Première production après  2 ans. Pour l’ONG Haingonala qui produit entre 10 000 à 15 000 plants à chaque campagne, un plant d’oranger, âgé de 1an, se vend à 3 000 Ar. La variété « Washi Hingo », importée de Californie depuis des années, est très prisée par les planteurs de par sa qualité et sa résistance à la maladie virale dite «  grening stristeza » affectant les fruits. En outre, le rendement augmente de 50kg à 300kg/ pied de la 1e année à la 4e année de production, si toutes les techniques de taillage sont respectées jusqu’à la fructification d’un arbre, a souligné Michel Rakotoniaina. Notons que ce type de plant d’oranger commence à fournir sa première production après deux ans de plantation.
 
Un chiffre d’affaires de 180 millions Ar/ha. Ainsi, plus de 300 plants d’orangers sont nécessaires pour exploiter 1ha de terrain. « Ce qui permet d’obtenir un chiffre d’affaires avoisinant les 180 millions d’Ariary à la 4e année de production, en estimant que le kilo d’oranges se vend à 2 000 Ar », a-t-il calculé.

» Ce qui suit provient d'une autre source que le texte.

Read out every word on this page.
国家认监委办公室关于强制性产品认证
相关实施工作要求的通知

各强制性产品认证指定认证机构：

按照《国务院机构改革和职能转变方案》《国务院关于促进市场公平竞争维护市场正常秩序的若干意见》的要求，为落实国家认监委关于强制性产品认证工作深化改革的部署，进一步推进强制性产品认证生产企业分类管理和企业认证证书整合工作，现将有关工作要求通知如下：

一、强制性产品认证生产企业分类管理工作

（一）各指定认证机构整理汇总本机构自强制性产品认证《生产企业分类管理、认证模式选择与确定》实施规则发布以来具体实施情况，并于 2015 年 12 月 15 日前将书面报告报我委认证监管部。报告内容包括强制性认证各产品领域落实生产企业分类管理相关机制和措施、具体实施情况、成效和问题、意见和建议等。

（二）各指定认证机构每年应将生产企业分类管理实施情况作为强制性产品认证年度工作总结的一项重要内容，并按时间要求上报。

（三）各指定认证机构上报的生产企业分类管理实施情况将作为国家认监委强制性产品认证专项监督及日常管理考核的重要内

Pourtant, les dépenses en matière de préparation de la campagne culturale se chiffrent à plus de 1 millions d’Ariary, et sont composées du prix des jeunes plants et des engrais ainsi que du coût de la main d’oeuvre pour les trouaisons. Le directeur de l’ONG Haingonala a fait également savoir que la variété « Washi Hingo », même si elle a été introduite au pays, s’adapte dans presque toutes les régions.